Second, errors are not homogeneous. (The technical term is that they are heteroscedastic.) This means that the typical amount of error can vary according to other factors, especially slope. This is intuitive: where slopes are high, even a slight error in the position of an elevation reading translates into a relatively large error in the elevation itself, whereas where the elevation is horizontal, an error in position contributes no error to the elevation. (I analyzed this in some detail in a post at https://gis.stackexchange.com/a/56573/664.)
Third, errors are not necessarily independent. For instance, if one of the two DEMs being compared was derived from the other--or if both were derived from a common original source--then where one is too high the other is likely to be too high and where one is too low the other is likely to be too low. This is a beautiful thing when comparing DEMs point-by-point, because such errors cancel. But it's also conceivable that there will be no cancellation at all, such as when the DEMs are developed independently using completely different methods.
How, then, are we to exploit information about typical errors in DEMs? Unfortunately, it depends. In this case, with the limited information we have, you should proceed conservatively: make sure you don't underestimate the error. To this end, we must suppose that (a) the regions of the DEMs you have compared exhibit strong spatial autocorrelation; (b) the region of interest is rugged terrain; and (c) the DEMs were independently generated. In such circumstances we have to suppose that all the values in the first DEM could be uniformly off by an amount even greater than suggested by the 0.03 m RMSE; and that all the values in the second DEM could be uniformly and independently off by an amount even greater than suggested by the 0.10 m RMSE.

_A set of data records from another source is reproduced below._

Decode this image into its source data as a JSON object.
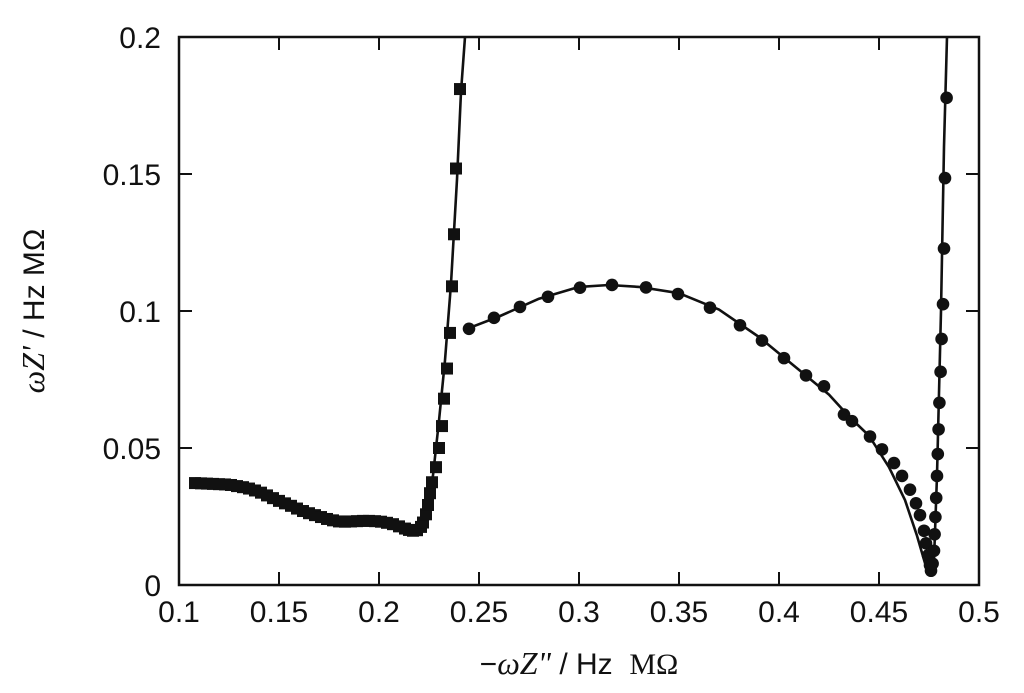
{
  "chart_data": {
    "type": "scatter",
    "title": "",
    "xlabel": {
      "prefix": "−",
      "symbol": "ωZ\"",
      "unit": " / Hz  ",
      "unit2": "MΩ"
    },
    "ylabel": {
      "symbol": "ωZ'",
      "unit": " / Hz MΩ"
    },
    "xlim": [
      0.1,
      0.5
    ],
    "ylim": [
      0,
      0.2
    ],
    "xticks": [
      0.1,
      0.15,
      0.2,
      0.25,
      0.3,
      0.35,
      0.4,
      0.45,
      0.5
    ],
    "xtick_labels": [
      "0.1",
      "0.15",
      "0.2",
      "0.25",
      "0.3",
      "0.35",
      "0.4",
      "0.45",
      "0.5"
    ],
    "yticks": [
      0,
      0.05,
      0.1,
      0.15,
      0.2
    ],
    "ytick_labels": [
      "0",
      "0.05",
      "0.1",
      "0.15",
      "0.2"
    ],
    "grid": false,
    "legend": "none",
    "line_color": "#111111",
    "series": [
      {
        "marker": "square",
        "fit_line": [
          [
            0.108,
            0.0372
          ],
          [
            0.12,
            0.0368
          ],
          [
            0.135,
            0.0352
          ],
          [
            0.15,
            0.0307
          ],
          [
            0.16,
            0.0275
          ],
          [
            0.17,
            0.025
          ],
          [
            0.18,
            0.0232
          ],
          [
            0.19,
            0.0234
          ],
          [
            0.2,
            0.0232
          ],
          [
            0.21,
            0.0212
          ],
          [
            0.217,
            0.0197
          ],
          [
            0.221,
            0.0215
          ],
          [
            0.224,
            0.028
          ],
          [
            0.227,
            0.04
          ],
          [
            0.23,
            0.06
          ],
          [
            0.233,
            0.082
          ],
          [
            0.236,
            0.11
          ],
          [
            0.239,
            0.148
          ],
          [
            0.241,
            0.18
          ],
          [
            0.243,
            0.2
          ]
        ],
        "points": [
          [
            0.108,
            0.0372
          ],
          [
            0.111,
            0.0371
          ],
          [
            0.114,
            0.037
          ],
          [
            0.117,
            0.0369
          ],
          [
            0.12,
            0.0368
          ],
          [
            0.123,
            0.0367
          ],
          [
            0.126,
            0.0365
          ],
          [
            0.129,
            0.0361
          ],
          [
            0.132,
            0.0357
          ],
          [
            0.135,
            0.0352
          ],
          [
            0.138,
            0.0345
          ],
          [
            0.141,
            0.0337
          ],
          [
            0.144,
            0.0327
          ],
          [
            0.147,
            0.0317
          ],
          [
            0.15,
            0.0307
          ],
          [
            0.153,
            0.0298
          ],
          [
            0.156,
            0.0289
          ],
          [
            0.159,
            0.0279
          ],
          [
            0.162,
            0.027
          ],
          [
            0.165,
            0.0262
          ],
          [
            0.168,
            0.0255
          ],
          [
            0.171,
            0.0248
          ],
          [
            0.174,
            0.0241
          ],
          [
            0.177,
            0.0236
          ],
          [
            0.18,
            0.0232
          ],
          [
            0.183,
            0.0231
          ],
          [
            0.186,
            0.0232
          ],
          [
            0.189,
            0.0233
          ],
          [
            0.192,
            0.0234
          ],
          [
            0.195,
            0.0234
          ],
          [
            0.198,
            0.0233
          ],
          [
            0.201,
            0.0231
          ],
          [
            0.204,
            0.0227
          ],
          [
            0.207,
            0.0222
          ],
          [
            0.21,
            0.0214
          ],
          [
            0.213,
            0.0206
          ],
          [
            0.215,
            0.0201
          ],
          [
            0.217,
            0.0198
          ],
          [
            0.219,
            0.02
          ],
          [
            0.221,
            0.0212
          ],
          [
            0.222,
            0.0228
          ],
          [
            0.2235,
            0.0258
          ],
          [
            0.2245,
            0.0292
          ],
          [
            0.2255,
            0.0335
          ],
          [
            0.2265,
            0.0375
          ],
          [
            0.2285,
            0.043
          ],
          [
            0.23,
            0.05
          ],
          [
            0.2315,
            0.058
          ],
          [
            0.2325,
            0.068
          ],
          [
            0.234,
            0.079
          ],
          [
            0.2355,
            0.092
          ],
          [
            0.2365,
            0.109
          ],
          [
            0.2375,
            0.128
          ],
          [
            0.2385,
            0.152
          ],
          [
            0.2405,
            0.181
          ]
        ]
      },
      {
        "marker": "circle",
        "fit_line": [
          [
            0.244,
            0.0935
          ],
          [
            0.26,
            0.098
          ],
          [
            0.28,
            0.1045
          ],
          [
            0.3,
            0.1088
          ],
          [
            0.315,
            0.1095
          ],
          [
            0.33,
            0.1088
          ],
          [
            0.35,
            0.1065
          ],
          [
            0.37,
            0.1005
          ],
          [
            0.39,
            0.0905
          ],
          [
            0.41,
            0.0785
          ],
          [
            0.425,
            0.0695
          ],
          [
            0.435,
            0.0615
          ],
          [
            0.445,
            0.0545
          ],
          [
            0.455,
            0.043
          ],
          [
            0.463,
            0.031
          ],
          [
            0.469,
            0.018
          ],
          [
            0.473,
            0.008
          ],
          [
            0.4755,
            0.005
          ],
          [
            0.4775,
            0.009
          ],
          [
            0.479,
            0.04
          ],
          [
            0.481,
            0.1
          ],
          [
            0.4825,
            0.16
          ],
          [
            0.484,
            0.2
          ]
        ],
        "points": [
          [
            0.245,
            0.0935
          ],
          [
            0.2575,
            0.0975
          ],
          [
            0.2705,
            0.1015
          ],
          [
            0.2845,
            0.1052
          ],
          [
            0.3005,
            0.1085
          ],
          [
            0.3165,
            0.1095
          ],
          [
            0.3335,
            0.1086
          ],
          [
            0.3495,
            0.1062
          ],
          [
            0.3655,
            0.1012
          ],
          [
            0.3805,
            0.0948
          ],
          [
            0.3915,
            0.0892
          ],
          [
            0.4025,
            0.0828
          ],
          [
            0.4135,
            0.0765
          ],
          [
            0.4225,
            0.0725
          ],
          [
            0.4325,
            0.0622
          ],
          [
            0.4365,
            0.0598
          ],
          [
            0.4455,
            0.0542
          ],
          [
            0.4515,
            0.0495
          ],
          [
            0.4575,
            0.0445
          ],
          [
            0.4615,
            0.0398
          ],
          [
            0.4655,
            0.0348
          ],
          [
            0.4685,
            0.0298
          ],
          [
            0.4705,
            0.0255
          ],
          [
            0.4725,
            0.0198
          ],
          [
            0.4735,
            0.0152
          ],
          [
            0.4745,
            0.0108
          ],
          [
            0.4755,
            0.0072
          ],
          [
            0.476,
            0.0052
          ],
          [
            0.4768,
            0.0078
          ],
          [
            0.4775,
            0.0125
          ],
          [
            0.4778,
            0.0185
          ],
          [
            0.4782,
            0.0248
          ],
          [
            0.4786,
            0.0318
          ],
          [
            0.479,
            0.0398
          ],
          [
            0.4794,
            0.0478
          ],
          [
            0.4798,
            0.0568
          ],
          [
            0.4802,
            0.0665
          ],
          [
            0.4808,
            0.0778
          ],
          [
            0.4813,
            0.0898
          ],
          [
            0.482,
            0.1025
          ],
          [
            0.4825,
            0.1228
          ],
          [
            0.483,
            0.1485
          ],
          [
            0.4838,
            0.1778
          ]
        ]
      }
    ]
  }
}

Under these assumptions, elementary probability theory states that the RMSE of the difference is at least the root sum of squares:
RMSE(difference) >= sqrt(0.03^2 + 0.10^2) = 0.1044.

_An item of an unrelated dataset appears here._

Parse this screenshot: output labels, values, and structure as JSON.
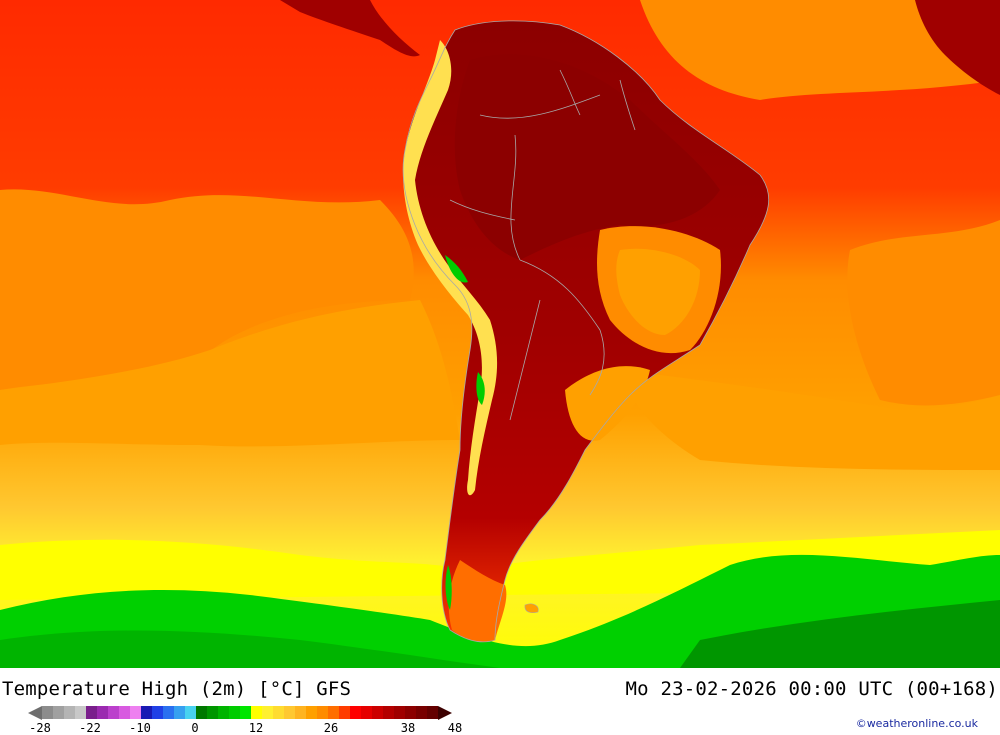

As you can see, the error is dominated by that of the second DEM. This suggests we not worry too much about the details and hope that the value 0.1044 for the RMSE of difference is reasonable. But this error has to be applied to every cell.
As an example, consider a difference of "150.000" cubic meters. In some countries this means 1.5 E2 (one hundred fifty) cubic meters while in others it means 1.5 E5 (one hundred fifty thousand) cubic meters. I'll adopt the first interpretation -- it doesn't matter for this example. The issue is, how much area does that cover?
Suppose, for instance, the DEMs are compared over an area of 10,000 square meters. Thus, the difference of 150,000 cubic meters is an average difference of
150,000 cubic meters / 10,000 square meters = 15 meters.
To this we must apply the RMSE of 0.1044 meters to give a standard error of that difference: it is 15 plus or minus 0.1044. Evidently, in this case, the RMSE shows the difference has been estimated with a high relative precision.
The corresponding RMSE of the volume is
10,000 square meters * 0.1044 meters = 1044 cubic meters,
giving a value of 150,000 plus or minus 1044 cubic meters.
On the other hand, suppose the DEMs really were compared over an area of 1,000,000 square meters. Their average difference in this case would be
150,000 cubic meters / 1,000,000 square meters = 0.15 meters.
Now the standard error of 0.1044 is appreciable. Indeed, using the 68-95-99.7 rule, we ought to conclude that there isn't significant evidence of any real change!
The corresponding RMSE of the volume is
1,000,000 square meters * 0.1044 meters = 104,400 cubic meters,
giving a value of 150,000 plus or minus 104,400 cubic meters.
Use the conservative estimates described here to obtain an approximate sense of the net error in difference. If that error is small enough for your purposes, you don't have to sweat the details. If that error is large, then look into the possibilities of low spatial correlation and/or positive correlation between the DEMs for opportunities to reduce the error estimate. You will likely have to research the metadata of both DEMs carefully to find the information you need.